Coots' church was the site of a fatal snakebite in August 1995. Melinda Brown, 28, of Parrotsville, Tenn., died after she was bitten on the arm by a large rattlesnake. Her husband, John Wayne "Punkin" Brown, begged her to go to the hospital, but she refused and died at Coots' home.

Three years later, in October 1998, John Wayne Brown, then 34, died of a snakebite he received in church in Alabama.

After Melinda Brown's death, the Bell County attorney filed a complaint charging Coots with violating Kentucky's law against handling snakes in church, but Judge James L. Bowling refused to sign it.

"Although the general public finds snake handling to be a strange and repugnant religious practice, there is no question in my mind that the people who participate in these services believe with all their hearts that God commands them to do so despite the occasional tragic consequences of their actions," Bowling wrote at the time.

Since 1940, it has been illegal in Kentucky to handle poisonous snakes in religious services, but serious attempts to enforce the law ended decades ago because of reluctance by authorities to prosecute people for their religious beliefs.

It is unlikely there will be any charges related to Coots' death.

In his opinion, Sharpe said, unless someone's religious beliefs endanger someone else, government should let people worship as they choose.

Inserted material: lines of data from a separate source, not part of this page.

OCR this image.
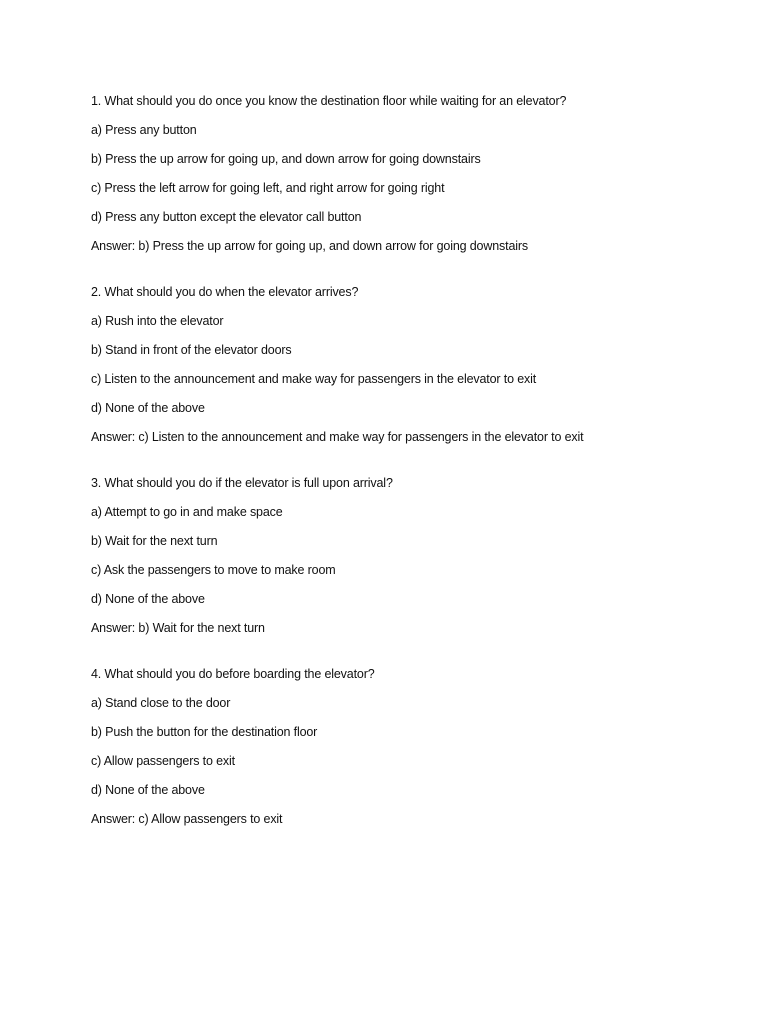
1. What should you do once you know the destination floor while waiting for an elevator?
a) Press any button
b) Press the up arrow for going up, and down arrow for going downstairs
c) Press the left arrow for going left, and right arrow for going right
d) Press any button except the elevator call button
Answer: b) Press the up arrow for going up, and down arrow for going downstairs
2. What should you do when the elevator arrives?
a) Rush into the elevator
b) Stand in front of the elevator doors
c) Listen to the announcement and make way for passengers in the elevator to exit
d) None of the above
Answer: c) Listen to the announcement and make way for passengers in the elevator to exit
3. What should you do if the elevator is full upon arrival?
a) Attempt to go in and make space
b) Wait for the next turn
c) Ask the passengers to move to make room
d) None of the above
Answer: b) Wait for the next turn
4. What should you do before boarding the elevator?
a) Stand close to the door
b) Push the button for the destination floor
c) Allow passengers to exit
d) None of the above
Answer: c) Allow passengers to exit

Snake handlers, who follow a literal interpretation of the King James Bible, base their belief on Mark 16: 17-18, which reads: "And these signs shall follow them that believe; in my name shall they cast out devils; they shall speak with new tongues; they shall take up serpents; and if they drink any deadly thing, it shall not hurt them; they shall lay hands on the sick, and they shall recover."

Snake handlers believe they are obeying a biblical command in picking up snakes.

And church members say outsiders place too much emphasis on using snakes in worship, pointing out that the other signs mentioned in the Bible, such as laying hands on the sick, are just as important.

Jamie Coots knew some people regarded his belief as misguided or even crazy, but he was unapologetic.

"We're just normal people living day to day like everybody else, most of us living hand to mouth, but what we believe, we believe, and we practice it," Coots told the Herald-Leader in 1995.

Most mainstream Protestant churches do not interpret the Bible verse as a command to handle snakes.

The practice of handling snakes in fundamentalist churches was once spread across Appalachian areas of Kentucky, West Virginia, Virginia, Tennessee, Georgia and Alabama, but it has dwindled since its heyday decades ago.

Cody Coots said he was aware of only a handful of snake-handling churches these days. He handles snakes and preaches, and said he wanted to carry on his father's legacy.

"It's been rough," he said of his father's death. "We'll miss him."